Much of what would be considered cutting edge technology in the energy and AEC industries today can trace its roots back to past research efforts at the Pacific Northwest National Laboratory (PNNL), one of 17 US Department of Energy labs. Take solid-state lighting, for example—the lighting class that includes LEDs. PNNL didn’t invent LEDs, but has been instrumental in accelerating improvements to the technology and encouraging its penetration into the marketplace. Few other technologies in recent years have done as much to reduce energy use in as short a time. Once full market saturation is achieved, DOE estimates that solid-state lighting (SSL) has the potential to reduce total domestic energy use for lighting by half.
Detroit, a city that is still recovering from municipal bankruptcy, is a prime example of the potential of LEDs to cut into energy budgets.
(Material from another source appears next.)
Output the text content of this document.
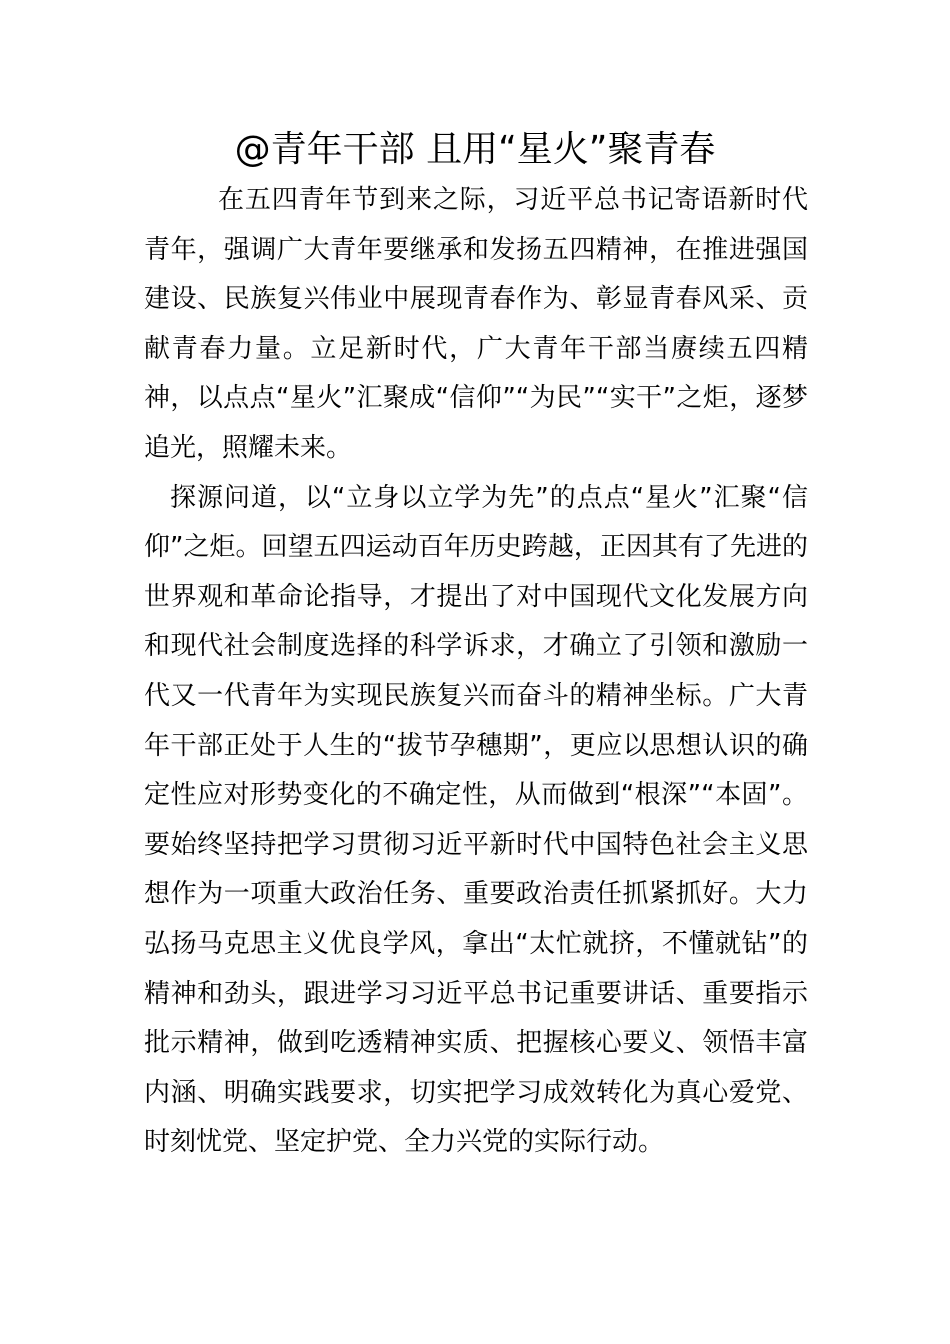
@青年干部 且用“星火”聚青春

在五四青年节到来之际，习近平总书记寄语新时代青年，强调广大青年要继承和发扬五四精神，在推进强国建设、民族复兴伟业中展现青春作为、彰显青春风采、贡献青春力量。立足新时代，广大青年干部当赓续五四精神，以点点“星火”汇聚成“信仰”“为民”“实干”之炬，逐梦追光，照耀未来。

探源问道，以“立身以立学为先”的点点“星火”汇聚“信仰”之炬。回望五四运动百年历史跨越，正因其有了先进的世界观和革命论指导，才提出了对中国现代文化发展方向和现代社会制度选择的科学诉求，才确立了引领和激励一代又一代青年为实现民族复兴而奋斗的精神坐标。广大青年干部正处于人生的“拔节孕穗期”，更应以思想认识的确定性应对形势变化的不确定性，从而做到“根深”“本固”。要始终坚持把学习贯彻习近平新时代中国特色社会主义思想作为一项重大政治任务、重要政治责任抓紧抓好。大力弘扬马克思主义优良学风，拿出“太忙就挤，不懂就钻”的精神和劲头，跟进学习习近平总书记重要讲话、重要指示批示精神，做到吃透精神实质、把握核心要义、领悟丰富内涵、明确实践要求，切实把学习成效转化为真心爱党、时刻忧党、坚定护党、全力兴党的实际行动。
When the motor city filed for bankruptcy in 2013, about half of its 88,000 streetlights were not in working order, leaving much of the city dark at night and susceptible to vandalism and a host of other social ills. The city nearly chose to replace its lighting stock with high pressure sodium lights until the Municipal Solid State Lighting Consortium, a technical advisory group backed by PNNL research, made an alternative suggestion. With PNNL’s help, the city is now in the process of replacing 65,000 streetlights with high-efficiency LEDs—an effort that will save an estimated $2.94 million annually in electricity costs and 45.6 million kilowatt-hours in energy, not to mention removing the equivalent of more than 40,000 tons of carbon dioxide from the atmosphere. And, since the replacement project began, Detroit’s crime rate has dropped 18%.
“Due in part to Detroit’s success, we are seeing LED streetlights flood the market,” says Dennis Stiles, program manager for building energy efficiency research at PNNL, pointing out that both Walmart and MGM Resorts International have pledged to replace their parking lot lights with LEDs. PNNL has helped develop many of the metrics used by the lighting industry to test and measure the performance of LEDs, a critical step in getting the technology from the drawing board to the manufacturing stage. They’ve also carried out field trials to see how well the technology fares in different applications. “We did installs in Minneapolis to see how things worked in the cold, and some in Arizona to see how it works in the heat,” Stiles says.
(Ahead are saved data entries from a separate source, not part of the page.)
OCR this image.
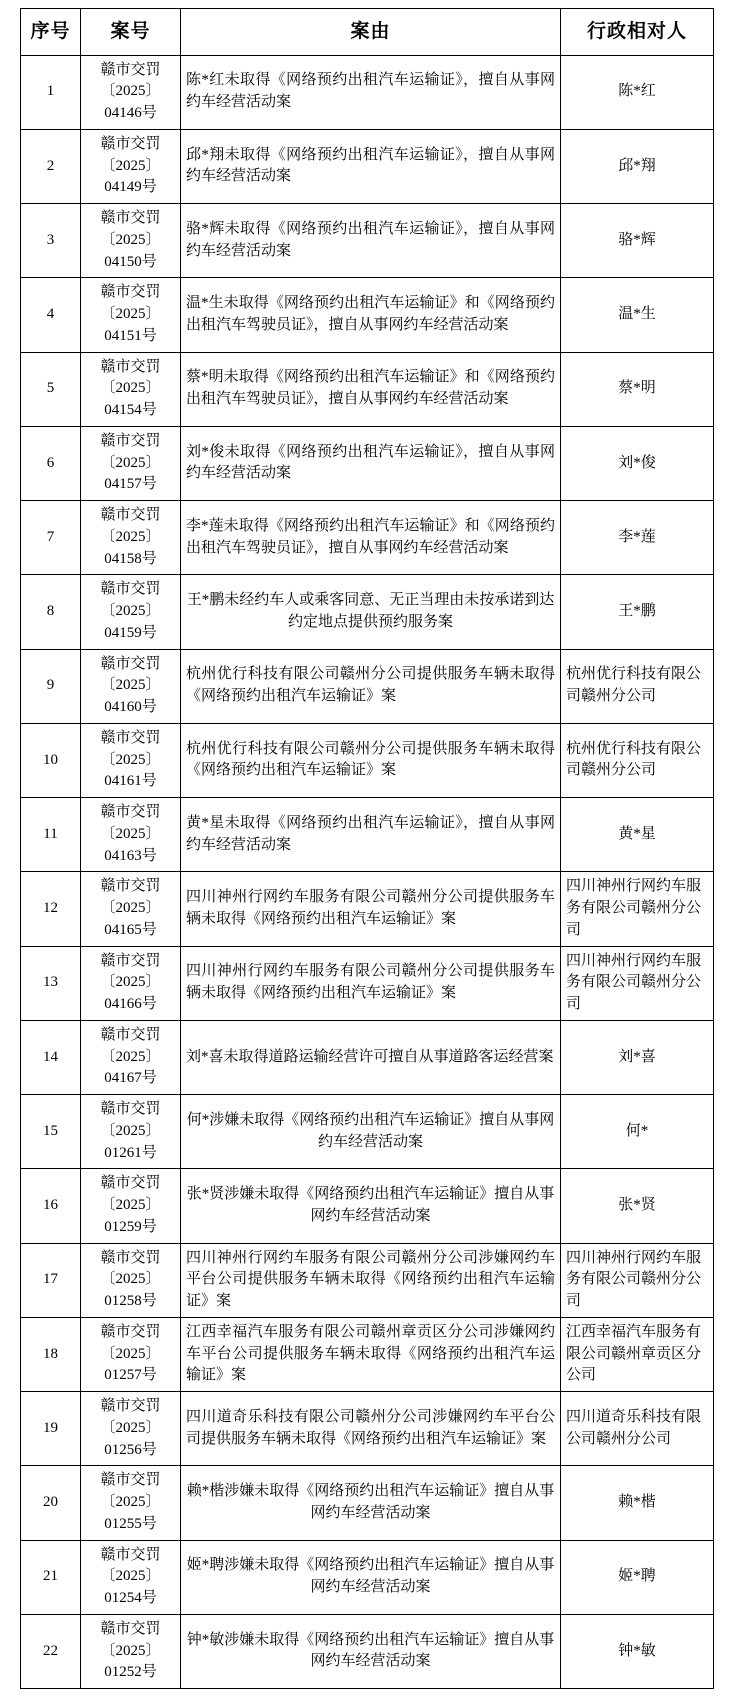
序号	案号	案由	行政相对人
1	赣市交罚
〔2025〕
04146号	陈*红未取得《网络预约出租汽车运输证》，擅自从事网约车经营活动案	陈*红
2	赣市交罚
〔2025〕
04149号	邱*翔未取得《网络预约出租汽车运输证》，擅自从事网约车经营活动案	邱*翔
3	赣市交罚
〔2025〕
04150号	骆*辉未取得《网络预约出租汽车运输证》，擅自从事网约车经营活动案	骆*辉
4	赣市交罚
〔2025〕
04151号	温*生未取得《网络预约出租汽车运输证》和《网络预约出租汽车驾驶员证》，擅自从事网约车经营活动案	温*生
5	赣市交罚
〔2025〕
04154号	蔡*明未取得《网络预约出租汽车运输证》和《网络预约出租汽车驾驶员证》，擅自从事网约车经营活动案	蔡*明
6	赣市交罚
〔2025〕
04157号	刘*俊未取得《网络预约出租汽车运输证》，擅自从事网约车经营活动案	刘*俊
7	赣市交罚
〔2025〕
04158号	李*莲未取得《网络预约出租汽车运输证》和《网络预约出租汽车驾驶员证》，擅自从事网约车经营活动案	李*莲
8	赣市交罚
〔2025〕
04159号	王*鹏未经约车人或乘客同意、无正当理由未按承诺到达约定地点提供预约服务案	王*鹏
9	赣市交罚
〔2025〕
04160号	杭州优行科技有限公司赣州分公司提供服务车辆未取得《网络预约出租汽车运输证》案	杭州优行科技有限公司赣州分公司
10	赣市交罚
〔2025〕
04161号	杭州优行科技有限公司赣州分公司提供服务车辆未取得《网络预约出租汽车运输证》案	杭州优行科技有限公司赣州分公司
11	赣市交罚
〔2025〕
04163号	黄*星未取得《网络预约出租汽车运输证》，擅自从事网约车经营活动案	黄*星
12	赣市交罚
〔2025〕
04165号	四川神州行网约车服务有限公司赣州分公司提供服务车辆未取得《网络预约出租汽车运输证》案	四川神州行网约车服务有限公司赣州分公司
13	赣市交罚
〔2025〕
04166号	四川神州行网约车服务有限公司赣州分公司提供服务车辆未取得《网络预约出租汽车运输证》案	四川神州行网约车服务有限公司赣州分公司
14	赣市交罚
〔2025〕
04167号	刘*喜未取得道路运输经营许可擅自从事道路客运经营案	刘*喜
15	赣市交罚
〔2025〕
01261号	何*涉嫌未取得《网络预约出租汽车运输证》擅自从事网约车经营活动案	何*
16	赣市交罚
〔2025〕
01259号	张*贤涉嫌未取得《网络预约出租汽车运输证》擅自从事网约车经营活动案	张*贤
17	赣市交罚
〔2025〕
01258号	四川神州行网约车服务有限公司赣州分公司涉嫌网约车平台公司提供服务车辆未取得《网络预约出租汽车运输证》案	四川神州行网约车服务有限公司赣州分公司
18	赣市交罚
〔2025〕
01257号	江西幸福汽车服务有限公司赣州章贡区分公司涉嫌网约车平台公司提供服务车辆未取得《网络预约出租汽车运输证》案	江西幸福汽车服务有限公司赣州章贡区分公司
19	赣市交罚
〔2025〕
01256号	四川道奇乐科技有限公司赣州分公司涉嫌网约车平台公司提供服务车辆未取得《网络预约出租汽车运输证》案	四川道奇乐科技有限公司赣州分公司
20	赣市交罚
〔2025〕
01255号	赖*楷涉嫌未取得《网络预约出租汽车运输证》擅自从事网约车经营活动案	赖*楷
21	赣市交罚
〔2025〕
01254号	姬*聘涉嫌未取得《网络预约出租汽车运输证》擅自从事网约车经营活动案	姬*聘
22	赣市交罚
〔2025〕
01252号	钟*敏涉嫌未取得《网络预约出租汽车运输证》擅自从事网约车经营活动案	钟*敏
Leading LED Technology to Market
Technical analyses are just the tip of the iceberg of what PNNL is working on in the SSL space. “Early on, the focus was on replacement,” Stiles says. “You take out a 60-watt incandescent bulb and replace it with an LED lamp. But now, because of the way these products can be made, and the way you can design light products using these LEDs, you can rethink the way lighting is done. It’s no longer just a replacement option, it’s a completely new way of thinking about delivering light.”
LEDs are more efficient and longer lasting than other lights, but there is another important, and often overlooked, facet of the technology: they are highly controllable. They originate from microchip technology, Stiles says, and are built on a circuit board, meaning that many other functions can be embedded into LED light fixtures. That fundamental difference allows them to fit snugly into PNNL’s vision for buildings of the future—a new paradigm where every feature related to a building’s energy use, occupant comfort, security, and IT capability are knit together into a single, programmable system. “Imagine your lighting being connected and controlled as part of your larger building efficiency strategy,” Stiles says. “By connecting LEDs to more than just a power source, they can sense things like the temperature of a room, whether there is someone in the room, or whether there are 10 people in the room.”
LEDs also lend themselves to radically different design considerations that will be of interest to architects. Because they produce much less heat, they can be embedded in almost any design element, making the idea of light fixtures as distinct objects unto their own irrelevant. Rather than a ceiling with lighting fixtures hanging from it, the ceiling panels themselves could glow bright or dim themselves in response to the available daylight, user needs, and other parameters. They could change the mix of wavelengths that make up white light and their intensity to better suit the different uses that may occur in a single space at different times, for example. “You can have an architectural feature that is cool and glitzy and does many things, but also happens to put out high-quality light that better meets user needs and is extremely energy efficient,” Stiles says. “That’s where lighting is headed.”
To get there, LED lights need specialized sensors that are fully integrated with building control systems. PNNL is working on that, too.